Уже первый читатель поэмы, а именно царь Николай, воспринял ее как сочинение историческое, политическое и идейное. Столкновение между императором, основателем столицы, «грозным преобразователем» – и одним из миллионов его подданных, безвестным горожанином, неодолимо притягивая читающую публику, с самого начала, то есть уже 150 лет, отклоняет ее симпатии к тому или другому полюсу магнита, к Петру или к Евгению. Для одних – великий муж, творец истории, ради славы страны, ради мощи государства приносит в жертву бунтующего эгоиста. Для других – на вид забитый и никчемный, но свободного духа человек восстает, пусть обреченно, против рабства, назначенного ему властелином-самодержцем. Самое распространенное заключение у читателей, как раньше говорили, «чувствующих стихи», – Петр прав, но Евгения жалко; у людей, от поэзии далеких, – маленький человек погибает под копытами исторической необходимости, олицетворенной в Памятнике.

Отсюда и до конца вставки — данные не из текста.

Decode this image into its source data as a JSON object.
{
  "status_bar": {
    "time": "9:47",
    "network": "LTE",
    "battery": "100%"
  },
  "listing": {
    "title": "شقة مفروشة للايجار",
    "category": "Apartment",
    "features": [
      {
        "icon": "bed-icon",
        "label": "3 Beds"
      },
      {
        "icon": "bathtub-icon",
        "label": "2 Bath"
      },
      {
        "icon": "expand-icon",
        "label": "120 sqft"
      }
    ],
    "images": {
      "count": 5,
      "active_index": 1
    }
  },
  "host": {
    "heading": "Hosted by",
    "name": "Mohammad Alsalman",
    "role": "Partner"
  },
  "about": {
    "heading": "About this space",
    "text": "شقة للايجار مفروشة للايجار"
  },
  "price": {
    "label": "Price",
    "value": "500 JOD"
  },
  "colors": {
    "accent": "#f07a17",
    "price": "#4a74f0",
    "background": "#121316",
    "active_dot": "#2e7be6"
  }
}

Но к последнему можно прийти и не читая «печальной повести»: «Медный всадник» – не иллюстрация общих мест и идей. Что же касается раздвоенности читательского впечатления, противоречия между умственным признанием правоты одного и душевным сочувствием к другому, то, как во всех случаях, когда наше понимание правды и наша любовь действуют порознь друг от друга, это знак того, что вещь в целом воспринята нами не до конца. То, что поэма едина, бесспорно: ее единство усваивается при чтении инстинктивно. И на этом фоне сама расколотость сознания, раскачивающего наши симпатии между двумя героями, свидетельствует о том, что из рассуждений о ней ускользает что-то в ней прочитанное.

В «Медном всаднике» три главных героя: Петр, Нева и Евгений. В пяти строчках зачина первые два названы открыто и определены во всей полноте, третий обозначен через образ:

На берегу пустынных волнСтоял Он, дум великих полн,И вдаль глядел. Пред ним широкоРека неслася; бедный чёлнПо ней стремился одиноко.

По существу, это ядро поэмы, здесь всё, во что это пятистишие, раскрываясь, развернется в следующих пятистах строках. Внутреннее созвучие полустиший в двух начальных стихах: «на берегу» – «стоял Он, дум» – придает им неколеблемую изваянность, статуарность, предвосхищающую тот Памятник, в который «Он», Петр, превратится на этом самом месте через 80 лет. Смысловое противопоставление «пустынных» и «полн», наоборот, включает их в безостановочное движение «по восьмерке». Идеальное равновесие, равно фонетическое и смысловое, полустишия «И вдаль | глядел» охватывает всю функциональную значимость фигуры Петра в дальнейшем развитии поэмы. С той же полнотой и определенностью безымянно представлена далее Нева. Чёлн, с тем же эпитетом «бедный», что впоследствии помешавшийся герой, заявлен как образ одиночки Евгения и одновременно как конкретная лодка, которая повезет его к месту трагедии.